Erfolgreich trotz Armut: Die Kinder der vietnamesischen Vertragsarbeiter

Arme Bevölkerungsgruppen werden oft einseitig als Problem betrachtet. Dass dies nicht zwangsläufig so ist, zeigt zum Beispiel ein Blick auf die vietnamesische Bevölkerungsgruppe in Ostdeutschland. Obwohl diese Bevölkerungsgruppe in Armut lebt und die meisten Eltern nur eine geringe formale Bildung haben, erwiesen sich ihre Kinder als erfolgreich in der Schule. Vietnam gilt als „Preußen Asiens“. Fleiß und Familienehre spielen hier eine große Rolle. Eine wichtige Motivation für vietnamesische Kinder sich zu bilden ist die Familienehre. Die Kinder haben den Wunsch es zu etwas zu bringen, um dadurch die Ehre ihrer Familie zu steigern. In der vietnamesischen Kultur gilt es dagegen als schändlich, das Gesicht zu verlieren. Doch genau dies würde durch ein Versagen in der Schule passieren. Deswegen versuchen junge Vietnamesen, dies um jeden Preis zu vermeiden.[32],[33],[34]

Kinderarmut in anderen Ländern

Kinderarmut in der Schweiz

Trotz wirtschaftlichen Wachstums gibt es auch in der Schweiz Armut. 2005 waren rund 237’000 Personen auf staatliche Unterstützung angewiesen. Die Sozialhilfequote lag somit bei 3,3 Prozent. Auf dem Land war die Sozialhilfequote niedriger als in der Stadt. Das Sozialhilferisiko ist stark von der Familienform abhängig. Besonders gefährdet sind Kinder und Jugendliche, die mit einem Elternteil oder in kinderreichen Familien aufwachsen.

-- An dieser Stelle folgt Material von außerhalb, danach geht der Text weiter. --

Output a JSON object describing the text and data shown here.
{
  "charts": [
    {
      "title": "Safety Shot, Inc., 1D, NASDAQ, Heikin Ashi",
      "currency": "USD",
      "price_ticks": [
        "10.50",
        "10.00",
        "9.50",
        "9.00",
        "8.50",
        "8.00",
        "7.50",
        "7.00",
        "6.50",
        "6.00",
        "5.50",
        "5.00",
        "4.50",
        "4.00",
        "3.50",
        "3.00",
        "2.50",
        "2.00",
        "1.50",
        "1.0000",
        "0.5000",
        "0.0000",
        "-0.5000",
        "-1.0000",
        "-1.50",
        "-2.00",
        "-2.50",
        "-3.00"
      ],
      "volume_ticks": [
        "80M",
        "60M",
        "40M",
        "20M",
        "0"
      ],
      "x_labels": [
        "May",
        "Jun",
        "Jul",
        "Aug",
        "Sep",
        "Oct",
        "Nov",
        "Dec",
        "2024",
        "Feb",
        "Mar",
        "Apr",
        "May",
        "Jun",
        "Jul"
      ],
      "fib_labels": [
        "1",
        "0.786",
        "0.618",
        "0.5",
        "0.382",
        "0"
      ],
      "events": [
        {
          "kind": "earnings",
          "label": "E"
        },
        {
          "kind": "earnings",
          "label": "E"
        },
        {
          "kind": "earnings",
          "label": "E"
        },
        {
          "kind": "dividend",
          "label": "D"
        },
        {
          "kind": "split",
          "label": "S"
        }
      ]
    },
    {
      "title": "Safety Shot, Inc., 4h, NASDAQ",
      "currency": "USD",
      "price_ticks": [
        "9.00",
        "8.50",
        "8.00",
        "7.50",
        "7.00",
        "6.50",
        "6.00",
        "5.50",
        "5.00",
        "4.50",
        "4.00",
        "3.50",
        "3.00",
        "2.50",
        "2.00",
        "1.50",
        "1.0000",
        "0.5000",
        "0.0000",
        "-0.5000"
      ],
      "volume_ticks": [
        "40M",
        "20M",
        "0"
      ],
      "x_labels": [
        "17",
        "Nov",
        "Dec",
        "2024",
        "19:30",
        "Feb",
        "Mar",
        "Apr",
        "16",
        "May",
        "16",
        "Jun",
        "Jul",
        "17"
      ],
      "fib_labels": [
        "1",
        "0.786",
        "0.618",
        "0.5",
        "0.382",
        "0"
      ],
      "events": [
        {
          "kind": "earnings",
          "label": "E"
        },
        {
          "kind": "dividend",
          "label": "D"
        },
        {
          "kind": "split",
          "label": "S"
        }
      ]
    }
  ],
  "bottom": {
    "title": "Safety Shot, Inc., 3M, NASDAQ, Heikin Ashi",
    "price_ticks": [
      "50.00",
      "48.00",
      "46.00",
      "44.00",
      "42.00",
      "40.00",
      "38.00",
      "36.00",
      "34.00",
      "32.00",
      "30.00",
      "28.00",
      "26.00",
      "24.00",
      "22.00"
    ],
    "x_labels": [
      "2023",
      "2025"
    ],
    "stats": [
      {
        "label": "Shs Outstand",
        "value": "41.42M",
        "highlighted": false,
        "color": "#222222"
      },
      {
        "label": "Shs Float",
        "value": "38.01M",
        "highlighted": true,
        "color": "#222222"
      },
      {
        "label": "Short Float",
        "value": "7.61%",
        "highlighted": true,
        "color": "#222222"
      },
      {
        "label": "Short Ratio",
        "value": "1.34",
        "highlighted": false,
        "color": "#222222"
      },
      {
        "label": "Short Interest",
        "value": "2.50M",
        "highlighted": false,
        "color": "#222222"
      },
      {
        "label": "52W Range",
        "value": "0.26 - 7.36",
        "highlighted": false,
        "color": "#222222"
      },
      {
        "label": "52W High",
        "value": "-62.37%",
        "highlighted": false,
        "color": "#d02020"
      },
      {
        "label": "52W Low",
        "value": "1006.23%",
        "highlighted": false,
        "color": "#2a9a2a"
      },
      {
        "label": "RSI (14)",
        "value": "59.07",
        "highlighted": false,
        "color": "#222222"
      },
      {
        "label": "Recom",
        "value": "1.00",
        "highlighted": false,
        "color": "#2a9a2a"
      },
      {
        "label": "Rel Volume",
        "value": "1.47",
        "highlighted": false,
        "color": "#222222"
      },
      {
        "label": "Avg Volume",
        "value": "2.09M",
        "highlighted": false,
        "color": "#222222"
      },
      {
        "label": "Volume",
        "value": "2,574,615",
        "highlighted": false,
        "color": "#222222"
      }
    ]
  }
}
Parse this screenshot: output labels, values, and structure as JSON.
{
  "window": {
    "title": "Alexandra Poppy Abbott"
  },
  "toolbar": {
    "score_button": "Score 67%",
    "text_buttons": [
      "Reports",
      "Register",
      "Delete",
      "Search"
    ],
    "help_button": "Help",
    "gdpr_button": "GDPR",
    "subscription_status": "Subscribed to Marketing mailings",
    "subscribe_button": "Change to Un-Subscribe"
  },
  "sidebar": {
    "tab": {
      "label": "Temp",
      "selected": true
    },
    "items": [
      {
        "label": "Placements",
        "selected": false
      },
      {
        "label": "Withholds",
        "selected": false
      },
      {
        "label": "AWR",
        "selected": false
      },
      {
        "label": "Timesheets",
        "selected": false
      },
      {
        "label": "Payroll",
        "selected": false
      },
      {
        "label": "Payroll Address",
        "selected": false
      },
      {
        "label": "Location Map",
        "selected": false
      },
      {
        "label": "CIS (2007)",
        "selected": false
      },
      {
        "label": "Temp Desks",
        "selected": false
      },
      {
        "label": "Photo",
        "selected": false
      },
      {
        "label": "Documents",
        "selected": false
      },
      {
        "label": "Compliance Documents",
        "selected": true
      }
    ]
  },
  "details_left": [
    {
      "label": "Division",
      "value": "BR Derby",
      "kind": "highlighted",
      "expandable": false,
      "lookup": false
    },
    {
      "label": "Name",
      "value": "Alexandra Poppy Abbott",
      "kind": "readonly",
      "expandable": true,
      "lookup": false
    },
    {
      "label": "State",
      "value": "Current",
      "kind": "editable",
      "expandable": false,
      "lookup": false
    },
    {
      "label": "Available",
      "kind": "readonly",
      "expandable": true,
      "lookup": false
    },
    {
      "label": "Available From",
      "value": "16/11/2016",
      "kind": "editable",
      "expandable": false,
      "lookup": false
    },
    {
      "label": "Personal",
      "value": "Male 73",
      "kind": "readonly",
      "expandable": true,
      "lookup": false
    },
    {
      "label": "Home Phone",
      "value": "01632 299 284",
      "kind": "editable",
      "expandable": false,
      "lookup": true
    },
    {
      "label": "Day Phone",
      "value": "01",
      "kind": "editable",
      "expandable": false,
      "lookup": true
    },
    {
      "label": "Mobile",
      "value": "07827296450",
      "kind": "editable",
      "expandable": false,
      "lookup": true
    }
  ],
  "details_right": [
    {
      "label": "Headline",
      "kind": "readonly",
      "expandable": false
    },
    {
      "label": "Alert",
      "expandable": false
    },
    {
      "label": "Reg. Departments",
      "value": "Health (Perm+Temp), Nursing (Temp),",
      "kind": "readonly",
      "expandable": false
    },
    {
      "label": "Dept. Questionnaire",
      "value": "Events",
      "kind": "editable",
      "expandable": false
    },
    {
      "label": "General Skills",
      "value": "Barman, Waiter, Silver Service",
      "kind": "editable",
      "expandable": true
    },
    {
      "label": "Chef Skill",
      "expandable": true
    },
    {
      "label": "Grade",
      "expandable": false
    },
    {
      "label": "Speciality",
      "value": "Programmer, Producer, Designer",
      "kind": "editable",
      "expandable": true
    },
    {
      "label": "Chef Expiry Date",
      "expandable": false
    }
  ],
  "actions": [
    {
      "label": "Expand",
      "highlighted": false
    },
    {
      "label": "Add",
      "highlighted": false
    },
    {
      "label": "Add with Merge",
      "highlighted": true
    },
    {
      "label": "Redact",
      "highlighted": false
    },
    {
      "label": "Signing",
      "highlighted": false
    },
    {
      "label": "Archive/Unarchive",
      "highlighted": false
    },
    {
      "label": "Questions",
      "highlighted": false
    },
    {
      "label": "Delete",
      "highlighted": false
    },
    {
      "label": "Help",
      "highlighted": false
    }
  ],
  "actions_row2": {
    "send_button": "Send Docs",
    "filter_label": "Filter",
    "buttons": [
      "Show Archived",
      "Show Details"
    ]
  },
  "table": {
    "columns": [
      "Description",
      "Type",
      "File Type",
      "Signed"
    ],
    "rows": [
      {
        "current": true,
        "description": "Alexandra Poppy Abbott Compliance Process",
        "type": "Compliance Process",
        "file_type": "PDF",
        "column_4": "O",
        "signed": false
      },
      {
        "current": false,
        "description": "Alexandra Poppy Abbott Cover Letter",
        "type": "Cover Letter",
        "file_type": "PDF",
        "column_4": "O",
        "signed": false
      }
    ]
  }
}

Kinder und Jugendliche sind besonders häufig arm. Sie sind unter den Sozialhilfe beziehenden Personen mit einem Anteil von 31 Prozent deutlich übervertreten. Ihr Anteil an der Bevölkerung beträgt nur 21 Prozent. Überdurchschnittlich oft geraten Alleinerziehende in Armut: Fast 17 Prozent der Haushalte mit nur einem Elternteil bezog 2005 Sozialhilfe.[35]

Kinderarmut in Österreich

Österreich gibt im Vergleich zu anderen OECD Ländern erheblich mehr zur finanziellen Unterstützung von Familien mit Kleinkindern aus. Dies führt zu einer vergleichsweise geringen Kinderarmut und dazu, dass viele Frauen für mehrere Jahre aus dem Beruf aussteigen, um Hausfrau und Mutter zu werden [36].

Kinderarmut in Großbritannien

In Großbritannien hat sich die Anzahl der Kinder in armen Haushalten (weniger als 60% des Durchschnitteinkommens) von 12% 1979 auf 26% im Jahr 1996 mehr als verdoppelt und ist seitdem wieder leicht rückläufig. 2004 lebten noch immer 21% in Armut. Berechnet man die Wohnungskosten mit ein, dann stieg die Zahl der Kinder in Armut von 14% 1979 auf 35% 1996 und sank dann wieder auf 28% im Jahr 2004. [37]

Kinderarmutsrate in Großbritannien
(Kinder in Haushalten mit weniger
als 60% des Durchschnittseinkommens)
Jahr Insgesamt nach Abzug der
Wohnungskosten
1979 12% 14%
1995-1996 26% 35%
2003-2004 21% 28%
http://www.theyworkforyou.com/wrans/?id=2005-06-20a.807.h

Wohlfahrtsstaatliche Leistungen sind in Großbritannien vorrangig als Absicherung von Not- und Krisensituationen konzipiert. Nicht eine allgemeine Unterstützung von Familien, sondern gezielte armutsverhindernde Maßnahmen für Bedürftige kennzeichnete die Sozialpolitik bis in die 1980er. In den 1990ern wurde der hohe Anteil von Alleinerziehenden, die zu einem großen Anteil nicht erwerbstätig waren, zu einer der Hauptursachen für Armut – Großbritannien hatte eine der EU-weit höchsten Armutsrate von Kindern in Einelternfamilien. [38]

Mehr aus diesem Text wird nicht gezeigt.